Mash Notes: Simple single infusion mash for use with most modern well modified grains (about 95% of the time).

Carbonation and Storage

Carbonation Type: Force Carbonated (Keg)
Pressure/Weight: 3.35 oz
Keg/Bottling Temperature: 43.0 F
Fermentation: Ale, Two Stage
Volumes of CO2: 2.5

Brew Notes

I had trouble hitting mash temps, came in 140ish meant 152. So in 30 minutes I raised temp to 152 and extended mash time from 60 minutes to 1 hour 20 minutes. Next time dough-in 10 degrees higher then 152.

For yeast, the idea is to get low esters in this pale beer if using Chimay. Before kegging I did taste a hint of spice from the yeast, EXCELLLENT.
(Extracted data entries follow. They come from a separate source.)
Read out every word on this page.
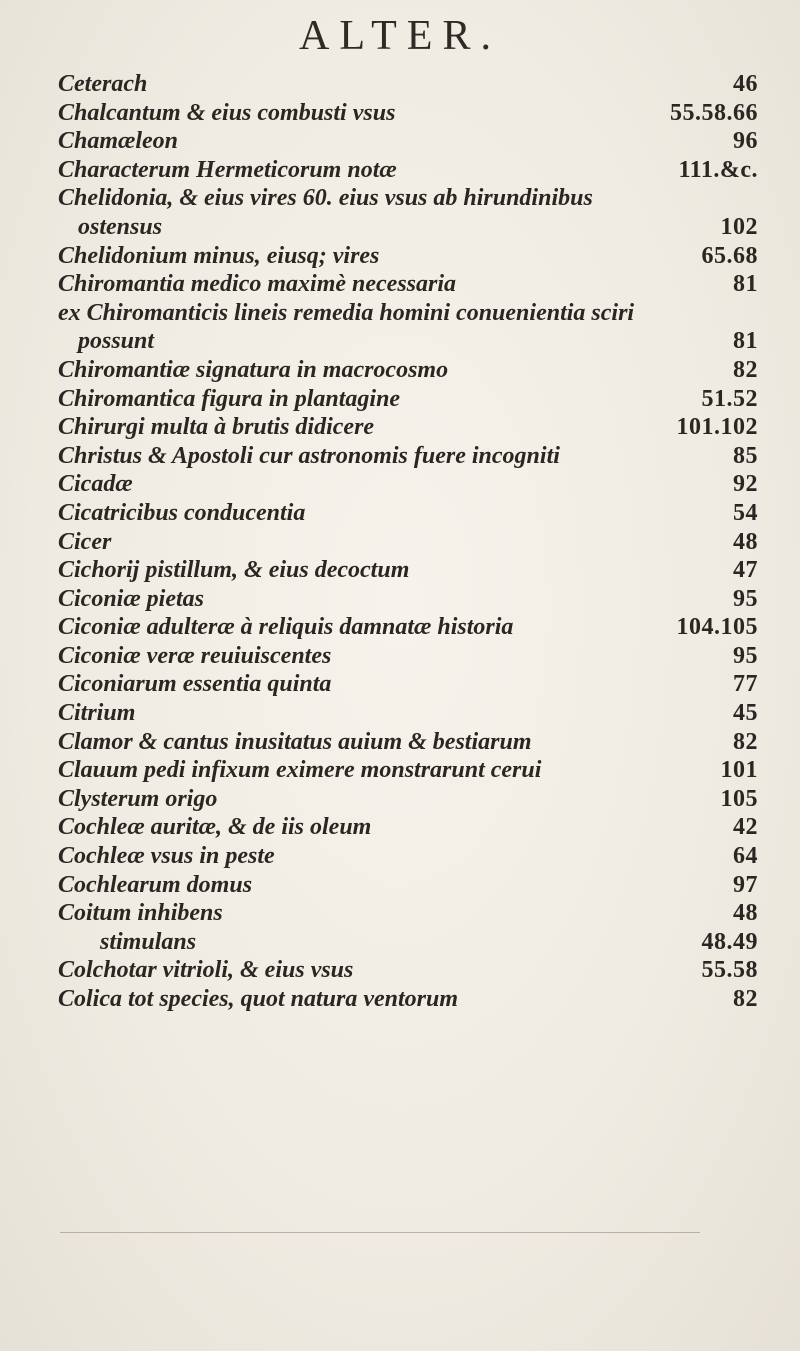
ALTER.
Ceterach	46
Chalcantum & eius combusti vsus	55.58.66
Chamæleon	96
Characterum Hermeticorum notæ	111.&c.
Chelidonia, & eius vires 60. eius vsus ab hirundinibus
ostensus	102
Chelidonium minus, eiusq; vires	65.68
Chiromantia medico maximè necessaria	81
ex Chiromanticis lineis remedia homini conuenientia sciri
possunt	81
Chiromantiæ signatura in macrocosmo	82
Chiromantica figura in plantagine	51.52
Chirurgi multa à brutis didicere	101.102
Christus & Apostoli cur astronomis fuere incogniti	85
Cicadæ	92
Cicatricibus conducentia	54
Cicer	48
Cichorij pistillum, & eius decoctum	47
Ciconiæ pietas	95
Ciconiæ adulteræ à reliquis damnatæ historia	104.105
Ciconiæ veræ reuiuiscentes	95
Ciconiarum essentia quinta	77
Citrium	45
Clamor & cantus inusitatus auium & bestiarum	82
Clauum pedi infixum eximere monstrarunt cerui	101
Clysterum origo	105
Cochleæ auritæ, & de iis oleum	42
Cochleæ vsus in peste	64
Cochlearum domus	97
Coitum inhibens	48
stimulans	48.49
Colchotar vitrioli, & eius vsus	55.58
Colica tot species, quot natura ventorum	82
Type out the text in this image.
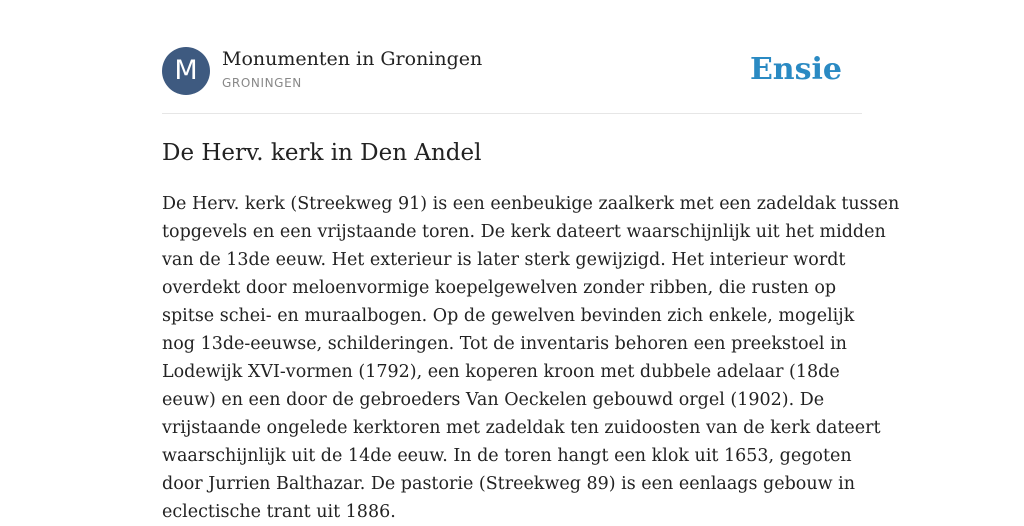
M	Monumenten in Groningen
GRONINGEN	Ensie
De Herv. kerk in Den Andel
De Herv. kerk (Streekweg 91) is een eenbeukige zaalkerk met een zadeldak tussen
topgevels en een vrijstaande toren. De kerk dateert waarschijnlijk uit het midden
van de 13de eeuw. Het exterieur is later sterk gewijzigd. Het interieur wordt
overdekt door meloenvormige koepelgewelven zonder ribben, die rusten op
spitse schei- en muraalbogen. Op de gewelven bevinden zich enkele, mogelijk
nog 13de-eeuwse, schilderingen. Tot de inventaris behoren een preekstoel in
Lodewijk XVI-vormen (1792), een koperen kroon met dubbele adelaar (18de
eeuw) en een door de gebroeders Van Oeckelen gebouwd orgel (1902). De
vrijstaande ongelede kerktoren met zadeldak ten zuidoosten van de kerk dateert
waarschijnlijk uit de 14de eeuw. In de toren hangt een klok uit 1653, gegoten
door Jurrien Balthazar. De pastorie (Streekweg 89) is een eenlaags gebouw in
eclectische trant uit 1886.
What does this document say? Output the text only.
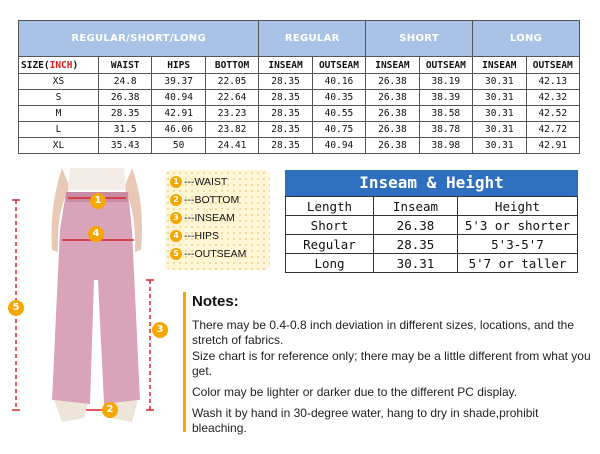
REGULAR/SHORT/LONG				REGULAR		SHORT		LONG	
SIZE(INCH)	WAIST	HIPS	BOTTOM	INSEAM	OUTSEAM	INSEAM	OUTSEAM	INSEAM	OUTSEAM
XS	24.8	39.37	22.05	28.35	40.16	26.38	38.19	30.31	42.13
S	26.38	40.94	22.64	28.35	40.35	26.38	38.39	30.31	42.32
M	28.35	42.91	23.23	28.35	40.55	26.38	38.58	30.31	42.52
L	31.5	46.06	23.82	28.35	40.75	26.38	38.78	30.31	42.72
XL	35.43	50	24.41	28.35	40.94	26.38	38.98	30.31	42.91
1
4
5
3
2
1 ---WAIST
2 ---BOTTOM
3 ---INSEAM
4 ---HIPS
5 ---OUTSEAM
Inseam & Height
Length	Inseam	Height
Short	26.38	5'3 or shorter
Regular	28.35	5'3-5'7
Long	30.31	5'7 or taller
Notes:
There may be 0.4-0.8 inch deviation in different sizes, locations, and the stretch of fabrics.
Size chart is for reference only; there may be a little different from what you get.
Color may be lighter or darker due to the different PC display.
Wash it by hand in 30-degree water, hang to dry in shade,prohibit bleaching.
Fermentation Temperature Patterns

Pitch big. Maybe 1.5 normal to avoid esters.

Try to pitched around 60-70. Let it rise/fall to 63.
Day 2 let rise to 64.
Day 3  let rise to 65 (Should die out into yeast rafts)
Day 4 let rise to 68
Day 5 let rise to 74 (Ensures yeast attenuation/cleanup)
Cold crash, and add finings if you want clean beer.

Finings I added at 38 degrees and let sit at 34 degrees for 1 week.

Keg and store for 65 degrees for 30 days, if the keg doesn’t go empty first.